We usually think of “parsing” as turning strings into richer data structures. Broadening the definition gives us a really nice mental model to think about many types of transformations.
Inspired by a discussion on narrowing types from the Elm discourse.
What is parsing?
In prose, we might say: “Parsing is transforming a broader type into a narrower type, with potential failures”.
Described as an Elm type signature, we can say that parsing is a function:
parse : broaderType -> Result error narrowerType
Typically, not all values of the broader type can successfully be transformed
into the narrower type, hence the need for Result
. For example, the string
"1"
can be transformed into an integer but the string "hello"
cannot.
Parsing non-strings
Under this definition, one can “parse” rich data types into other rich data types. This often comes up when capturing user input. I often define both a broader type that captures user input with a lot of uncertainty and a narrower type that accurately describes the data I want to capture.
-- Broad type with a lot of uncertainty
type alias ProfileForm =
{ age : String
, occupation : Maybe Occupation
}
-- Narrow type
type alias Profile =
{ age : Int
, occupation : Occupation
}
Then, in response to some action such as the user clicking a submit button, I
can try to parse the narrow Profile
out of the ProfileForm
with something
like:
parseProfile : ProfileForm -> Maybe Profile
parseProfile form =
Maybe.map2 Profile
(String.toInt form.age)
form.occupation
On a fancier form, you might use a dedicated form-decoder library to parse these records.
Outputs can also be inputs
One can transform data in several passes, with the parsed output at each step becoming the raw input of the next step. The types get narrower and narrower at every step and the pipeline acts as a funnel.
For example, when getting data from an API, we might:
- Try to parse the string body of the response as a JSON value. This might
fail because not all strings are valid JSON (note that the
elm/json
library does this automatically for us) - Try and parse the JSON value into a broad
UserSubmission
record. This might fail because not all JSON values are valid user submissions. - We might combine this
UserSubmission
with some user input and then try to parse it into a narrowerUser
type. This might fail because not all user submissions are valid users.
Narrowing types like this is the core idea of parse, don’t validate.
Note that these transformations don’t need to happen all at once. Each level might have some domain-relevant operations that you might want to use and you may not need to parse to the next level until certain events happen.
Not just for types
This mental model doesn’t just apply to statically-typed functional languages. Consider how a Ruby program might build value objects out of the payload from a 3rd party API.
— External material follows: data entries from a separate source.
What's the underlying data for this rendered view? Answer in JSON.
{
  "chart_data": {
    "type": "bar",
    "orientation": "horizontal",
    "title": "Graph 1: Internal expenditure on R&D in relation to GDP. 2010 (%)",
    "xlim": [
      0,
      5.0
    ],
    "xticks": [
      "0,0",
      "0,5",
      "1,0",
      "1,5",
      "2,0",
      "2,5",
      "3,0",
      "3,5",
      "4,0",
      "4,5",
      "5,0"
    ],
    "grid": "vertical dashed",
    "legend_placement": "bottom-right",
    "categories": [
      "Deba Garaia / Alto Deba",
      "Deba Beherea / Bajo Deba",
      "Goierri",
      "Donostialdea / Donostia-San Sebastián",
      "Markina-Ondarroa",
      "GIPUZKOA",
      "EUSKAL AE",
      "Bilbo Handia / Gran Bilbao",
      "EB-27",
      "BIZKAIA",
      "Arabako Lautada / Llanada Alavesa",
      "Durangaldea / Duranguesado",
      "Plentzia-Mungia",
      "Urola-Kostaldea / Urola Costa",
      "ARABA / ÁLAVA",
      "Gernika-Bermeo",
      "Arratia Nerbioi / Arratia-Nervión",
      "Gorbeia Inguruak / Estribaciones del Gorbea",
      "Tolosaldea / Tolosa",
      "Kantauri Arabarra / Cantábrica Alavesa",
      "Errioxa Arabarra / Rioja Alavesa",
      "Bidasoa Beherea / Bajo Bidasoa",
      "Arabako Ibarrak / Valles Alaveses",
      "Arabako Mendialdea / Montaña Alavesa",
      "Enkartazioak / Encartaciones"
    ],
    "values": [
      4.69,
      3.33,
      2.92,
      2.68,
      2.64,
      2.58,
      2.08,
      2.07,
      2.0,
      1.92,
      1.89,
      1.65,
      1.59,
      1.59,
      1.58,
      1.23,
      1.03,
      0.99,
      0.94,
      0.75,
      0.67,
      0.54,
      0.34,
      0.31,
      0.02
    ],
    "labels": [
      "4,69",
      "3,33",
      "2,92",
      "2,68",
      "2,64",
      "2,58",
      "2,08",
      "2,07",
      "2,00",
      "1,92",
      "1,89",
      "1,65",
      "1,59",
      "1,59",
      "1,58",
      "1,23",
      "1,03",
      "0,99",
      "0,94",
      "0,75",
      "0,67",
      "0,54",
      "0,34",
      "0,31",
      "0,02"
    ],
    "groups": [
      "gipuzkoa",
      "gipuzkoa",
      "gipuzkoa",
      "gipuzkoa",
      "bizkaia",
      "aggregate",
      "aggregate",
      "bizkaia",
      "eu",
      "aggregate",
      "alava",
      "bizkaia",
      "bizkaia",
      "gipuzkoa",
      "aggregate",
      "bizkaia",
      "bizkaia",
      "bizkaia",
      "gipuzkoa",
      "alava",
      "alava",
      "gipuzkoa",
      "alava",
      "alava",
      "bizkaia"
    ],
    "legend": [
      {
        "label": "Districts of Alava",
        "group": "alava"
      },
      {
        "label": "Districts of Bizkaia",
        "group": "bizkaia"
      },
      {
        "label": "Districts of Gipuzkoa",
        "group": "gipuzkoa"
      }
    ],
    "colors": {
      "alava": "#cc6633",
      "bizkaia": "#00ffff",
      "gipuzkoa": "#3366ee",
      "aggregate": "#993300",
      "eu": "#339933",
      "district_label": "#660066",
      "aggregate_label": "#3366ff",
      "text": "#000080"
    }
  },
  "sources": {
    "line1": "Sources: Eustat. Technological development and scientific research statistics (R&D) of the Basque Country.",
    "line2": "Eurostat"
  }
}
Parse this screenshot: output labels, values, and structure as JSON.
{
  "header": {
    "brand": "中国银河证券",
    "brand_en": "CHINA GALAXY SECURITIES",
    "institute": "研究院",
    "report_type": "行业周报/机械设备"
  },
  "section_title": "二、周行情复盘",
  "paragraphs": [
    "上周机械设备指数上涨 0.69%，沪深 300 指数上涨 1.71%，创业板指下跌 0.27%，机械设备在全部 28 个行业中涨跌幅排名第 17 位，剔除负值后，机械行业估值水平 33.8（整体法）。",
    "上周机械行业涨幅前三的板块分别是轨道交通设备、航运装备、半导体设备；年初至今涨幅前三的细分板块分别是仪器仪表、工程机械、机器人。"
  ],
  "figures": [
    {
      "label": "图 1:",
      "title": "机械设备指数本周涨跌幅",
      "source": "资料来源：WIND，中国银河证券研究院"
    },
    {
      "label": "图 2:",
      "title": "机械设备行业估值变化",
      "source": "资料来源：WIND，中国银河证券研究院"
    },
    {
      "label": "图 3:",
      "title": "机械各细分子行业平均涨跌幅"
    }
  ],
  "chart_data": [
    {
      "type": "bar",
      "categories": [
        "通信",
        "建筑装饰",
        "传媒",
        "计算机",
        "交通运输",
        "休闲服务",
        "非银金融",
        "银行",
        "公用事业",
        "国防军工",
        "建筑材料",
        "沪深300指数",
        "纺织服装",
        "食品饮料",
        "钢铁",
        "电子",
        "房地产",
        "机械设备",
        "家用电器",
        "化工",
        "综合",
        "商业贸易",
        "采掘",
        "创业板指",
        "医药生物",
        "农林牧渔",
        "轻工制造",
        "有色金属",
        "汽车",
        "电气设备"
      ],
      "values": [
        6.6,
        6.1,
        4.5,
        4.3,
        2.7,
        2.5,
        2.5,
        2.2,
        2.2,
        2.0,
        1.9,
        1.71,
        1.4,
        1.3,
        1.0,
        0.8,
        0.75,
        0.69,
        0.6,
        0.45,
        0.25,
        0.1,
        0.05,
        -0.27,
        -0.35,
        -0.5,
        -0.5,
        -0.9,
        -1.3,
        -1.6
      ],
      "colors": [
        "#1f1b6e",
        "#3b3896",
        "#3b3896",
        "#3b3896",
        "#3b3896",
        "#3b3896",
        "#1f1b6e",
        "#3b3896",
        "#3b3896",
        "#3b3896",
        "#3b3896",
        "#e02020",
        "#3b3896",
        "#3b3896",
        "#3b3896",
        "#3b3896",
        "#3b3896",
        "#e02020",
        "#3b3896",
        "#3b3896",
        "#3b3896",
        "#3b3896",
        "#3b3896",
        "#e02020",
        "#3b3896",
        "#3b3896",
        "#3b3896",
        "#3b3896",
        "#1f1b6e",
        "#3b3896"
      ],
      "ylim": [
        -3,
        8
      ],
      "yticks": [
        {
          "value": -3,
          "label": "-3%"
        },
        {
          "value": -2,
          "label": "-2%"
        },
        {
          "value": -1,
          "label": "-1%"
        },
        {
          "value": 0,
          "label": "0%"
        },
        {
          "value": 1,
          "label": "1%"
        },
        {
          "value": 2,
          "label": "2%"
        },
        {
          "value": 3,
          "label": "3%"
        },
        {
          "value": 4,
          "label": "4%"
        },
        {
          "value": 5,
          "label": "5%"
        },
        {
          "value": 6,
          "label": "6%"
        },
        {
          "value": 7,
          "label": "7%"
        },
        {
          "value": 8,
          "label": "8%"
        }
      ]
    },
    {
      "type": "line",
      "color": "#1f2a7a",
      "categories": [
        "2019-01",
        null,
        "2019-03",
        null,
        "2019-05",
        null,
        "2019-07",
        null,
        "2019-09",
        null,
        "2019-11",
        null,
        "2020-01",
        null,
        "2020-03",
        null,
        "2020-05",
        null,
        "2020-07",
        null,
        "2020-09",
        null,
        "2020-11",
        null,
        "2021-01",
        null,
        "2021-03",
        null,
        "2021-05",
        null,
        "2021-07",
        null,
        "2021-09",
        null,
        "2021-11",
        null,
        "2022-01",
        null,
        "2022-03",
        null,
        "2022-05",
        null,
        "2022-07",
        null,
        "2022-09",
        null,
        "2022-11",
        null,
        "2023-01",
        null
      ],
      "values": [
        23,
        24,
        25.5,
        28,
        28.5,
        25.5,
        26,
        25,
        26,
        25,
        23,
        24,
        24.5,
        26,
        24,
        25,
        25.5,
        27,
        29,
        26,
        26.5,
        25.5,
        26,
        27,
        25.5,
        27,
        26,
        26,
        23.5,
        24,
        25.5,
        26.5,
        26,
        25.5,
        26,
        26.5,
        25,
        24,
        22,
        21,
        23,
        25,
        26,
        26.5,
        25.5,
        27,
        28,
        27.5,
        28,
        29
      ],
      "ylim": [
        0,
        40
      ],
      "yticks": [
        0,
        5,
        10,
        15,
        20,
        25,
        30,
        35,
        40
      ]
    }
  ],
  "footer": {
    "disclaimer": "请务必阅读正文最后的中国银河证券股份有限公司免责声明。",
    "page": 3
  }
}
Movie = Struct.new(:name, :director)
def build_movies(response)
json = JSON.parse response.body # parse string into array of hashes
# parse hashes into movie objects
movies = json.map do |obj|
Movie.new(obj.fetch("movie_name"), obj.fetch("dir"))
end
end
Here, failure happens via an exception but the concept is the same. We slowly move through a funnel from less structured to more structured data as we parse from strings to hashes and finally into movie objects.
Thinking in transformations
Once you have this broader mental model of parsing in your mind, you will start to see it everywhere. So much of our work as software developers is transforming data. On the web, we are constantly dealing with unstructured inputs from APIs and from users.
Thinking in terms of parsing can help us become more conscious of the boundaries within our systems and be more intentional in setting them. Because we know that the transformation at each layer can result in errors, this mental model can guide us to the hot spots where we need better test coverage and error-handling code.